Le moyen employé par le comte pour empêcher la hantise était assurément radical : son équivalent atténué a réussi dans un autre cas, celui de l’Enfant Brillant, the Radiant Boy, célèbre pour s’être montré trois fois à Lord Castlereagh. L’enfant brillant hantait une chambre à tapisseries, dans un vieux château fréquenté par sept ou huit spectres qui n’ont pas tous dit leur dernier mot : il a suffi de changer en fumoir la chambre tapissée de l’Enfant Brillant pour le faire disparaître. (A. Lang, Dreams and Ghosts, p. 202.)

 

La suppression du Radiant Boy a son intérêt, car elle donne jusqu’à un certain point la clef du mystère.

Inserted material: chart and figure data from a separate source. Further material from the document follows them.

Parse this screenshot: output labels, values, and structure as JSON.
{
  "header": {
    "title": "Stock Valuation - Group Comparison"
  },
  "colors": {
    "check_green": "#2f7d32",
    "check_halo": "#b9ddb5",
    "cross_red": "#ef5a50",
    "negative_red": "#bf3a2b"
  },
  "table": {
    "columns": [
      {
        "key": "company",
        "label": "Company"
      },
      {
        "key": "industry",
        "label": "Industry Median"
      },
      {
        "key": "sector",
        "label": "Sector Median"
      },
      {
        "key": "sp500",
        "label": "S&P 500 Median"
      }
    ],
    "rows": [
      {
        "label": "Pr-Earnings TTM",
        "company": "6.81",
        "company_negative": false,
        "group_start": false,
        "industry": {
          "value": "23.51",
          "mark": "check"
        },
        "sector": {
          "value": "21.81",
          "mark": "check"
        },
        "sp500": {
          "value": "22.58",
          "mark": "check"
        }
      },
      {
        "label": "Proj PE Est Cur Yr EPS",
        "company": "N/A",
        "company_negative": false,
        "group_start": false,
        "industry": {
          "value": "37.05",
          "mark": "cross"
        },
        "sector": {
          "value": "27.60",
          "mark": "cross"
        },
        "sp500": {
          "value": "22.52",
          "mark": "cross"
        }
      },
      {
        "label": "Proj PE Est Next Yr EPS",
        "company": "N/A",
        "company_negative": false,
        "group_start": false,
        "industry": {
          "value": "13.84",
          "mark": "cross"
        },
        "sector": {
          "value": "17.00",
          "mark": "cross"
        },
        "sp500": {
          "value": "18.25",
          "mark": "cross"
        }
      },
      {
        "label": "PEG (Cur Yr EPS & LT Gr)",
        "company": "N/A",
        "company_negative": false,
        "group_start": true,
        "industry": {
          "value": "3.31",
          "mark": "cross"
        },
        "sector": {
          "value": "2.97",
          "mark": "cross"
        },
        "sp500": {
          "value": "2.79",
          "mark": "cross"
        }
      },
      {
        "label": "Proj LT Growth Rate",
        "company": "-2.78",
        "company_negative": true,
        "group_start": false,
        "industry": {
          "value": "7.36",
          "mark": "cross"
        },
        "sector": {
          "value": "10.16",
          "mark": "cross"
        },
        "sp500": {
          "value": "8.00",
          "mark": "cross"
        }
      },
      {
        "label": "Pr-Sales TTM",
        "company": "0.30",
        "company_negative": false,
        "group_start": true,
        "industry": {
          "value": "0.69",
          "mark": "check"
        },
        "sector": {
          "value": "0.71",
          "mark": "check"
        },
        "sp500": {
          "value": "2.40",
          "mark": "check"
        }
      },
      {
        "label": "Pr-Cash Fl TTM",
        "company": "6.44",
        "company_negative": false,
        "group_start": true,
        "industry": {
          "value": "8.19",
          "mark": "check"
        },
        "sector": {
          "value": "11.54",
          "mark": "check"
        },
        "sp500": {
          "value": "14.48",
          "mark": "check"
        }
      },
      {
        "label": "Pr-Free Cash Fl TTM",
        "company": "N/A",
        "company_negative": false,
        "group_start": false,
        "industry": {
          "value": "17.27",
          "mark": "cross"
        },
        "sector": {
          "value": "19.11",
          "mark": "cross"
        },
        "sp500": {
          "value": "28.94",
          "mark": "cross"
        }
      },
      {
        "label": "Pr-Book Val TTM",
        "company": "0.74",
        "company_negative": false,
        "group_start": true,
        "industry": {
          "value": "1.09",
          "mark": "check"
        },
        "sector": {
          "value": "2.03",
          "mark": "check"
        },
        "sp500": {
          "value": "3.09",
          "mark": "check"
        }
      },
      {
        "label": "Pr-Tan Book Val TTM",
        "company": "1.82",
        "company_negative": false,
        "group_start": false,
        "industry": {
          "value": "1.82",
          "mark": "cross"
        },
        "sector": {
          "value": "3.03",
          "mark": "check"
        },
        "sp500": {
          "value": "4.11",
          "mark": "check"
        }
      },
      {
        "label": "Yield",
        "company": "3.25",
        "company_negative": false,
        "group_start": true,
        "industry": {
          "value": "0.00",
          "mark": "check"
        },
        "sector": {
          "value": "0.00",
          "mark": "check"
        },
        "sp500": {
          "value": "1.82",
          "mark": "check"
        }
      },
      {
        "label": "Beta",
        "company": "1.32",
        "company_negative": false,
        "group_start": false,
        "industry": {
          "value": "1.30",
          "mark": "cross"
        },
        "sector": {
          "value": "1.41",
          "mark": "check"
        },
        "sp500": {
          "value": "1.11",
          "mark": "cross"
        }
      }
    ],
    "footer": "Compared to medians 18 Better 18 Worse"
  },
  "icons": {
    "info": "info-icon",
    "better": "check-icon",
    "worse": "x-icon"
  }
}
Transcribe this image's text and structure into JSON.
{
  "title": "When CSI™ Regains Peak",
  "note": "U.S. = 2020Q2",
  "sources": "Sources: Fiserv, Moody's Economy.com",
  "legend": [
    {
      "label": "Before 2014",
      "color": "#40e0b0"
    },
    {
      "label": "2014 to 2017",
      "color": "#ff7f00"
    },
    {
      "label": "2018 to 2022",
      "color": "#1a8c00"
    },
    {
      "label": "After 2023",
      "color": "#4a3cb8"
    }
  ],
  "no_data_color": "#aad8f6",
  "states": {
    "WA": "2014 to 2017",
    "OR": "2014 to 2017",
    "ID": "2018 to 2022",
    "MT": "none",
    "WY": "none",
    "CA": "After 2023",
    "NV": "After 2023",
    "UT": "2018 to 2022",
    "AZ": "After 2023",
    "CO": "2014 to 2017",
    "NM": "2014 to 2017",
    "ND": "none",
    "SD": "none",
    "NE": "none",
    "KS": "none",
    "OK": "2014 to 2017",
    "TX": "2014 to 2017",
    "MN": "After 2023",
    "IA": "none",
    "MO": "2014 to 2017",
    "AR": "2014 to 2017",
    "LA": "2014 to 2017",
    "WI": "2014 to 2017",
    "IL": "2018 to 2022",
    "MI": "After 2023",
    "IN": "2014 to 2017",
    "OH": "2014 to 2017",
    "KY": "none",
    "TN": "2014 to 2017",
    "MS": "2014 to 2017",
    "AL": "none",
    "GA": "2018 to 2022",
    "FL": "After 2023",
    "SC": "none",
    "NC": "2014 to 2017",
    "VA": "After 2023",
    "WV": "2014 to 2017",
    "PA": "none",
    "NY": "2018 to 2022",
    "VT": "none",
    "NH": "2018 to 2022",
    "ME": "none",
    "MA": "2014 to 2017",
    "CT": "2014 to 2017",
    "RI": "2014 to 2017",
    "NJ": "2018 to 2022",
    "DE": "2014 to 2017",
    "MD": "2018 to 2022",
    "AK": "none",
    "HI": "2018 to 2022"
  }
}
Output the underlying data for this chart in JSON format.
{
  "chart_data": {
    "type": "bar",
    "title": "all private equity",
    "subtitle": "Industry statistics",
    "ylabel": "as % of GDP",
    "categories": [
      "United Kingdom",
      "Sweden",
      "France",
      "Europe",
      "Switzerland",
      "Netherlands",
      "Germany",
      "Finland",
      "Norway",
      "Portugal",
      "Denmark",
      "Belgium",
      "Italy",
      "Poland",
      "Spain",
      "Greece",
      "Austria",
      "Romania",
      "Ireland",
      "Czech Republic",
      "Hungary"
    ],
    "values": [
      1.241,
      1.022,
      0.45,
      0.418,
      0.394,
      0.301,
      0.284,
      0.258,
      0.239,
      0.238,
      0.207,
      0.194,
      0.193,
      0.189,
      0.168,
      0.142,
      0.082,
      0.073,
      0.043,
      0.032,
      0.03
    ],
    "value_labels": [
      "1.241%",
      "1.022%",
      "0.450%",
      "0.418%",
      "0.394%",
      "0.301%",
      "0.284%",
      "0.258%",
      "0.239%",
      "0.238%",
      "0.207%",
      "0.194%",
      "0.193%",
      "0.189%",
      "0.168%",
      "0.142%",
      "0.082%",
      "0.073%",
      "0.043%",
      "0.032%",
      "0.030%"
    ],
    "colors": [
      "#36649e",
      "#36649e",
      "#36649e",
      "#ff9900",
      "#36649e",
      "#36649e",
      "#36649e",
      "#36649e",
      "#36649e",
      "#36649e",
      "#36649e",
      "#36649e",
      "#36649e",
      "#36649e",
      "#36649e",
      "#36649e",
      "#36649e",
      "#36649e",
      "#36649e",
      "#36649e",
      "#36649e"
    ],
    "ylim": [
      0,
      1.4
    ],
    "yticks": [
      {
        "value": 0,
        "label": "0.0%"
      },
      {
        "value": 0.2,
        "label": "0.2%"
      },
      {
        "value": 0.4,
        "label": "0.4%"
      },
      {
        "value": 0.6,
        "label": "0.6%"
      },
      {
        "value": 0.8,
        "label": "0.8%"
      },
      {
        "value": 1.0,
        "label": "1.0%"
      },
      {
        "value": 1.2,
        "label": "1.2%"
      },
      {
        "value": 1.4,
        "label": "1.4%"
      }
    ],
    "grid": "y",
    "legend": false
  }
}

Si une image quelconque peut, par la fixité de ses yeux ou autrement, susciter l’espèce de somnambulisme qu’on appelle aujourd’hui la transe, il devra logiquement s’établir entre l’objet fascinateur et le voyant une sorte de lien plus ou moins durable, comme le rapport qui unit un magnétiseur et son sujet. L’homme laissera ainsi quelque effluve, capable même de lui survivre, dans la représentation qui l’a si puissamment attiré. Pourquoi pas ? Est-ce qu’on ne photographie pas aujourd’hui l’irradiation de la pensée ? Et, d’autre part, est-ce que notre personnalité ne se perpétue pas dans une mèche de cheveux, dans un habit ?

C’est un fait assez connu que, pour les sensitifs en particulier, notre image persiste pendant quelque temps dans les endroits que nous avons occupés. À propos de Mlle Sagée, jeune institutrice qui avait la propriété de se dédoubler d’une manière visible pour tout le monde, Aksakof parle de la photographie d’un médium obtenue dans une attitude et une place que le sujet avait quittées douze ou quinze minutes auparavant ; « le médium a laissé son influence à la place qu’il avait occupée, et si une personne douée de clairvoyance s’était trouvée dans la pièce, elle l’y aurait vue à cet endroit » (Animisme et Spiritisme, p. 79 et 504). On peut citer dans le même ordre d’idées, comme exemples remarquables de clairvoyance, celui d’un enfant vu en double parce qu’il avait un frère jumeau, et celui d’un autre enfant vu sur tous les sièges d’une chambre, parce qu’en effet il s’était amusé à s’y asseoir successivement. Catherine II, l’impératrice de Russie, apparut une fois à toute sa cour comme à elle-même, sur son trône ; en maîtresse femme qu’elle était, elle fit tirer sur ce double, qui disparut.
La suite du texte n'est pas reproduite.